Mi ritrovai a spiegare: «Mio padre diventava matto per questi due. Li guardavamo sempre insieme quando ero piccola. In effetti, li guardavamo ancora con religiosa attenzione ogni volta che andavo a trovarlo, anche da adulta. Mio padre è morto poche settimane fa». Sull'ultima frase mi si incrinò quasi la voce, mentre il dolore mi serrava la gola e l'aria nel petto.

«Anche mia moglie li adorava.
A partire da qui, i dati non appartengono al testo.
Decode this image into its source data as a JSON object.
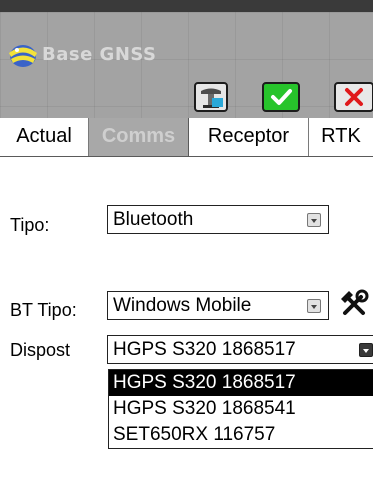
{
  "window": {
    "title": "Base GNSS",
    "toolbar": {
      "receiver_icon": "receiver-settings-icon",
      "ok_icon": "checkmark-icon",
      "cancel_icon": "close-icon"
    }
  },
  "tabs": [
    {
      "label": "Actual"
    },
    {
      "label": "Comms",
      "active": true
    },
    {
      "label": "Receptor"
    },
    {
      "label": "RTK"
    }
  ],
  "form": {
    "tipo": {
      "label": "Tipo:",
      "value": "Bluetooth"
    },
    "bt_tipo": {
      "label": "BT Tipo:",
      "value": "Windows Mobile"
    },
    "dispost": {
      "label": "Dispost",
      "value": "HGPS S320 1868517",
      "options": [
        "HGPS S320 1868517",
        "HGPS S320 1868541",
        "SET650RX 116757"
      ],
      "selected_index": 0
    }
  },
  "colors": {
    "title_bar": "#a3a3a3",
    "ok_button": "#27c42b",
    "cancel_x": "#e0191b",
    "active_tab": "#a8a8a8"
  }
}
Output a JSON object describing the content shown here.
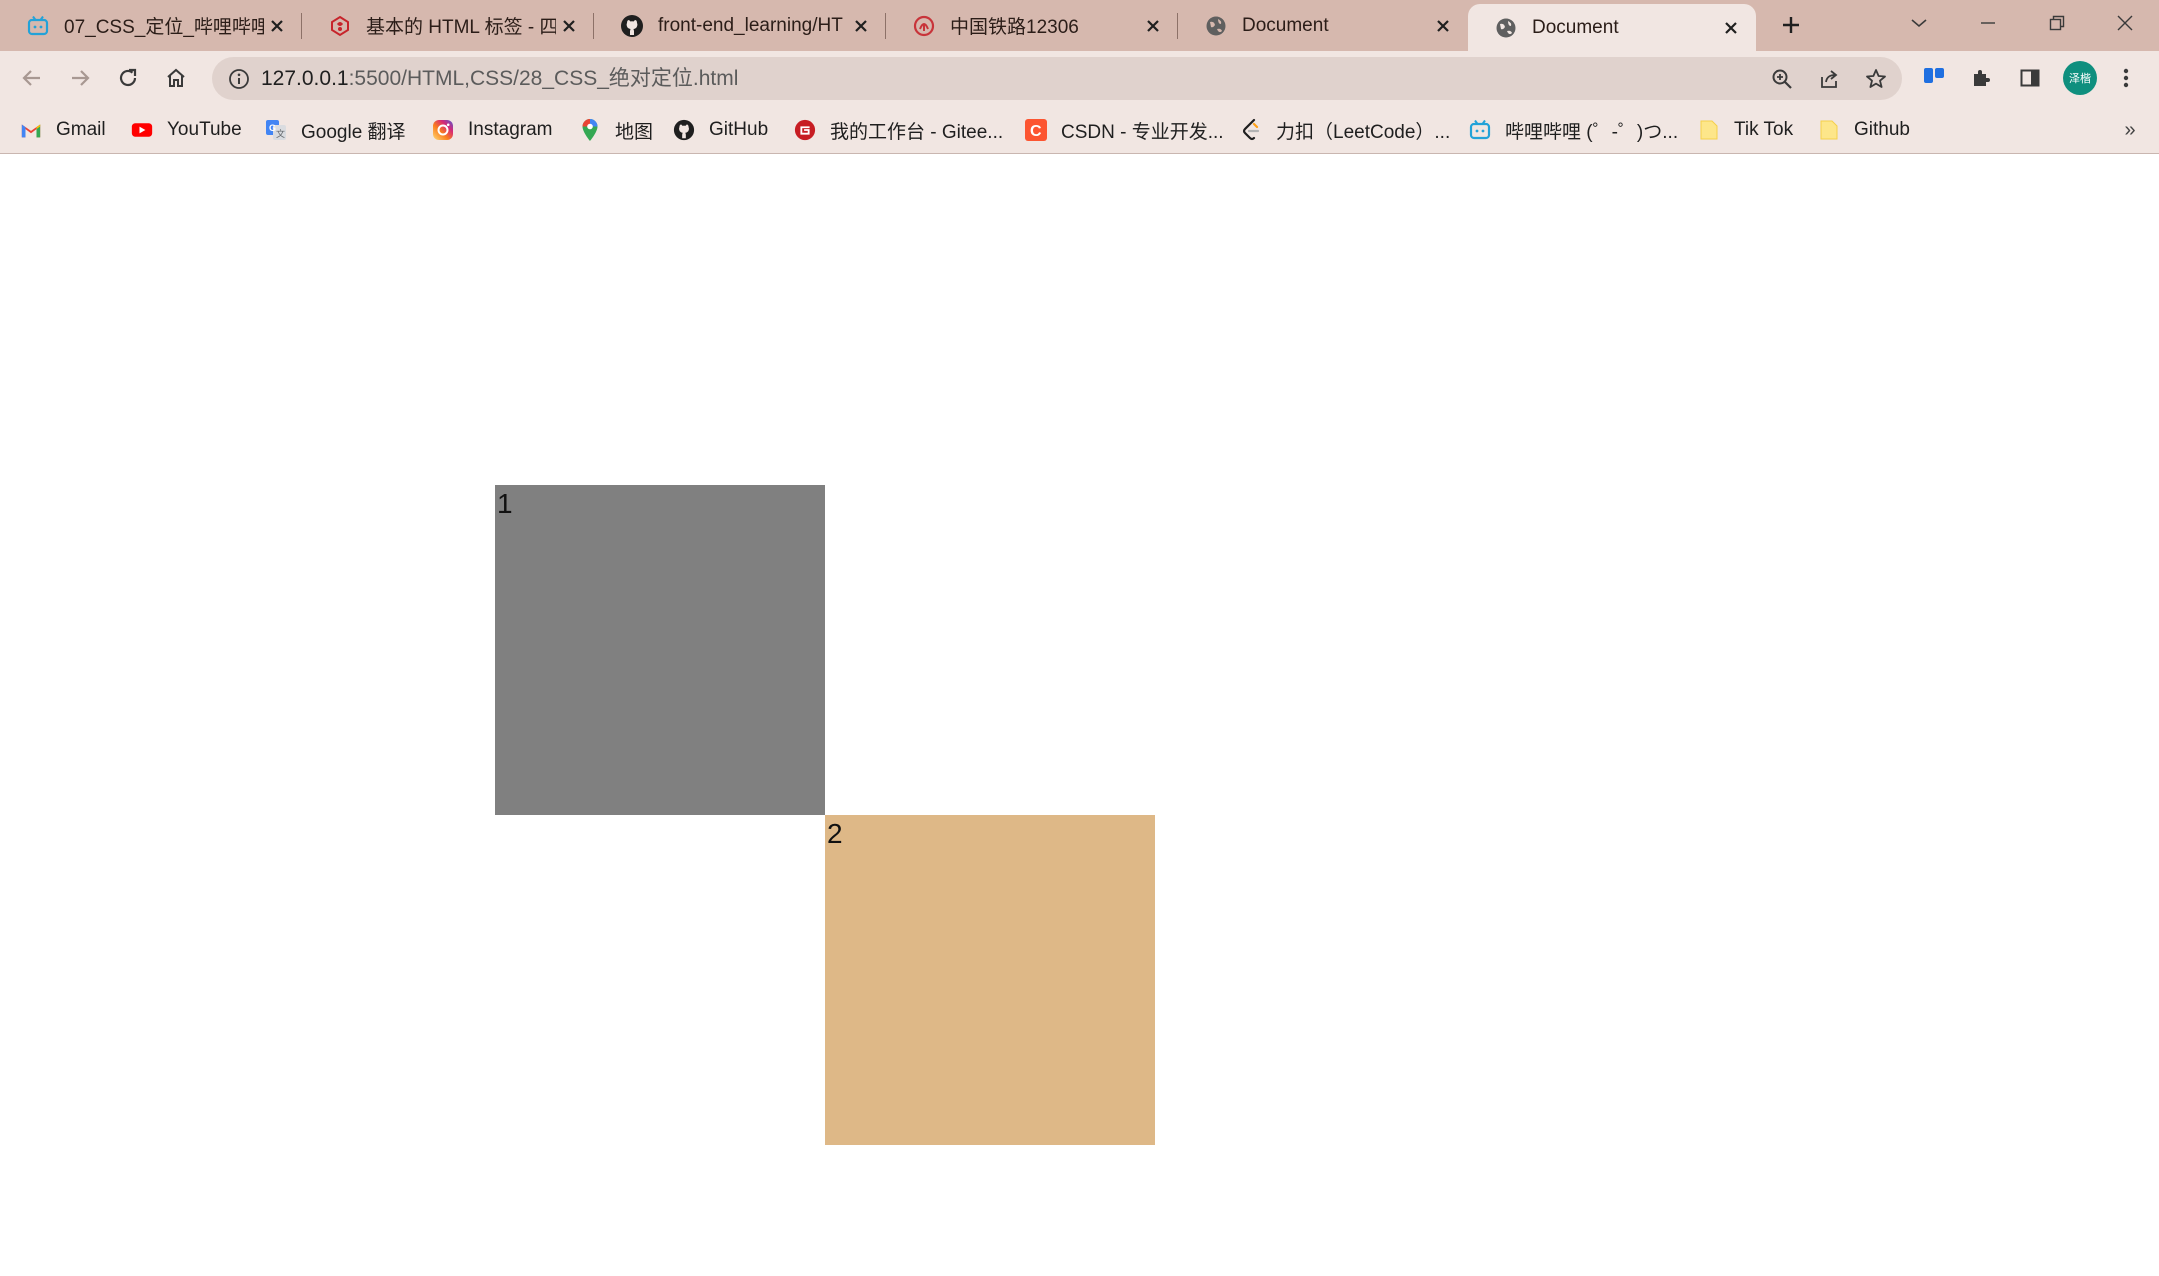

Ma entri, si sieda», mi disse indicando il divano davanti al televisore. «Vado a prenderle da bere.»

Sembrava così a suo agio, così simpatico e aperto, che senza pensarci mi sedetti, senza mai distogliere lo sguardo dalle buffonate di Laurel e Hardy sullo schermo. Sentii che Appleton mi metteva in mano un bicchiere di qualcosa, avvertii il suo peso sul divano mentre si sedeva accanto a me e provai una sensazione che non provavo da secoli, un solletico in fondo alla gola, una leggerezza nel petto che mi saliva dal ventre. Era una risata che sgorgava dall'oscuro pozzo di dolore intrappolato nella bocca del mio stomaco e conficcato dietro il mio cuore, e prima che me ne rendessi conto stavo ridendo, ridendo con Appleton, piangendo e ridendo in effetti. Entrambi sghignazzavamo così forte davanti alla TV che era strano che i vicini non si lamentassero.

Ridevamo in quel modo da circa mezz'ora quando qualcuno bussò alla porta. Appleton si alzò per andare ad aprire.

Dal divano sentii il vecchio che diceva: «Mi fa piacere se si unisce a noi. Trovo che aiuti».

Gillian Marsh era una bibliotecaria che abitava al terzo piano. Il suo ragazzo l'aveva lasciata circa due settimane prima. Si unì a noi sul divano per guardare Laurel e Hardy.

Stavamo ridendo tutti e tre a crepapelle per le scene comiche sullo schermo quando si sentì bussare ancora alla porta.